A library to manage and update NFL data in a relational database.
The Unlicense
1.08k stars 264 forks source link

offense_yds aggregate double counts passing/recieving yds #85

Open hvivian opened 9 years ago

hvivian commented 9 years ago

According to the nfldb wiki, offense_yds are counted by summing

"nfldb.PlayPlayer.passing_yds, nfldb.PlayPlayer.rushing_yds, nfldb.PlayPlayer.receiving_yds and nfldb.PlayPlayer.fumbles_rec_yds".
However, passing yards == receiving yards, and counting both has the effect of inflating total yardage when aggregating PlayPlayers for multiple Players (for example, attempting to count the total yardage of a team over an entire game).

db = nfldb.connect()
q = nfldb.Query(db)
q.game(season_year=2014, season_type='Regular', week=16)
q.game(home_team='CIN').play(pos_team='CIN')

agg = q.as_aggregate() 

total_yds = sum([play.offense_yds for play in agg])
total_yds_true = sum([play.rushing_yds + play.receiving_yds + play.fumbles_rec_yds for play in agg])

print total_yds
print total_yds_true

Results in:

499
353

The ESPN box score agrees that the second result is accurate.

ochawkeye commented 9 years ago

Aggregating individual player statistics isn't matching your expectation here, but I'm not sure how this one might be addressed other than documenting how the aggregated data could/should be used. offense_yds is derived from PlayPlayer statistics and as such wouldn't be the best candidate for calculating Play statistics.
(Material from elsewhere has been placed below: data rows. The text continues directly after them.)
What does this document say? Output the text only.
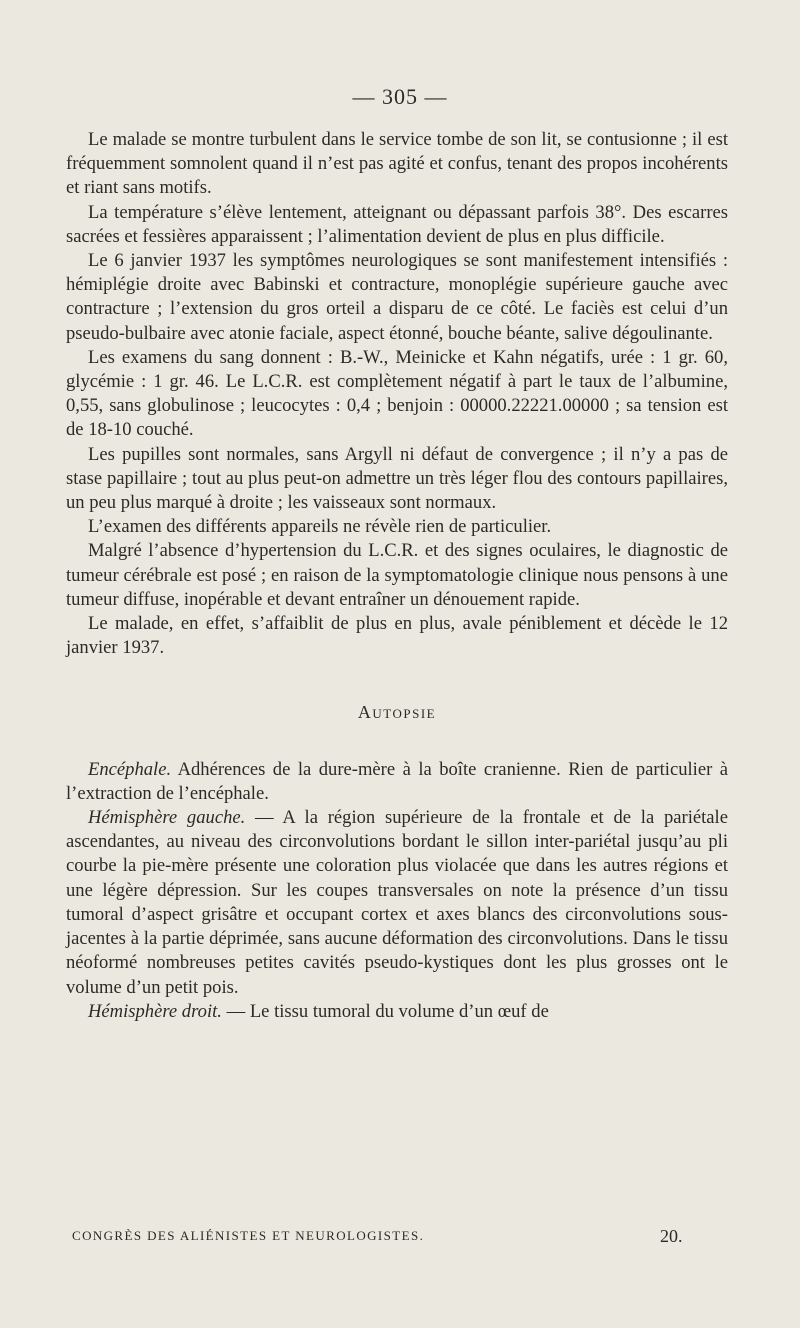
— 305 —

Le malade se montre turbulent dans le service tombe de son lit, se contusionne ; il est fréquemment somnolent quand il n’est pas agité et confus, tenant des propos incohérents et riant sans motifs.

La température s’élève lentement, atteignant ou dépassant parfois 38°. Des escarres sacrées et fessières apparaissent ; l’alimentation devient de plus en plus difficile.

Le 6 janvier 1937 les symptômes neurologiques se sont manifestement intensifiés : hémiplégie droite avec Babinski et contracture, monoplégie supérieure gauche avec contracture ; l’extension du gros orteil a disparu de ce côté. Le faciès est celui d’un pseudo-bulbaire avec atonie faciale, aspect étonné, bouche béante, salive dégoulinante.

Les examens du sang donnent : B.-W., Meinicke et Kahn négatifs, urée : 1 gr. 60, glycémie : 1 gr. 46. Le L.C.R. est complètement négatif à part le taux de l’albumine, 0,55, sans globulinose ; leucocytes : 0,4 ; benjoin : 00000.22221.00000 ; sa tension est de 18-10 couché.

Les pupilles sont normales, sans Argyll ni défaut de convergence ; il n’y a pas de stase papillaire ; tout au plus peut-on admettre un très léger flou des contours papillaires, un peu plus marqué à droite ; les vaisseaux sont normaux.

L’examen des différents appareils ne révèle rien de particulier.

Malgré l’absence d’hypertension du L.C.R. et des signes oculaires, le diagnostic de tumeur cérébrale est posé ; en raison de la symptomatologie clinique nous pensons à une tumeur diffuse, inopérable et devant entraîner un dénouement rapide.

Le malade, en effet, s’affaiblit de plus en plus, avale péniblement et décède le 12 janvier 1937.

Autopsie

Encéphale. Adhérences de la dure-mère à la boîte cranienne. Rien de particulier à l’extraction de l’encéphale.

Hémisphère gauche. — A la région supérieure de la frontale et de la pariétale ascendantes, au niveau des circonvolutions bordant le sillon inter-pariétal jusqu’au pli courbe la pie-mère présente une coloration plus violacée que dans les autres régions et une légère dépression. Sur les coupes transversales on note la présence d’un tissu tumoral d’aspect grisâtre et occupant cortex et axes blancs des circonvolutions sous-jacentes à la partie déprimée, sans aucune déformation des circonvolutions. Dans le tissu néoformé nombreuses petites cavités pseudo-kystiques dont les plus grosses ont le volume d’un petit pois.

Hémisphère droit. — Le tissu tumoral du volume d’un œuf de

CONGRÈS DES ALIÉNISTES ET NEUROLOGISTES.	20.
You are correct that when you try to aggregate over multiple players that the total offense_yds breaks down, but any change along the lines of what you propose breaks aggregating over a single player which, in my opinion, is what the derived statistic's primary use is.

import nfldb

db = nfldb.connect()
q = nfldb.Query(db)
q.game(season_year=2014, season_type='Regular', week=16)
q.game(home_team='CIN').play(pos_team='CIN')
q.player(full_name='Andy Dalton')
agg = q.as_aggregate()

total_yds = sum([play.offense_yds for play in agg])
total_yds_true = sum([play.rushing_yds + play.receiving_yds + play.fumbles_rec_yds for play in agg])

print total_yds
print total_yds_true
171
25

In week 3 2014, Andy Dalton had 169 yards passing, 3 yards rushing, and 18 yards receiving. The only way to arrive at 190 total yards for the game is to use all statistics that currently go into offense_yds.

I think if you are harvesting full team stats for a game, then you might have to sum the play yards yourself rather than rely upon individual player statistics to add up to the number you are looking for.

hvivian commented 9 years ago

Makes sense, thanks for clearing that up. I hadn't really considered that use case.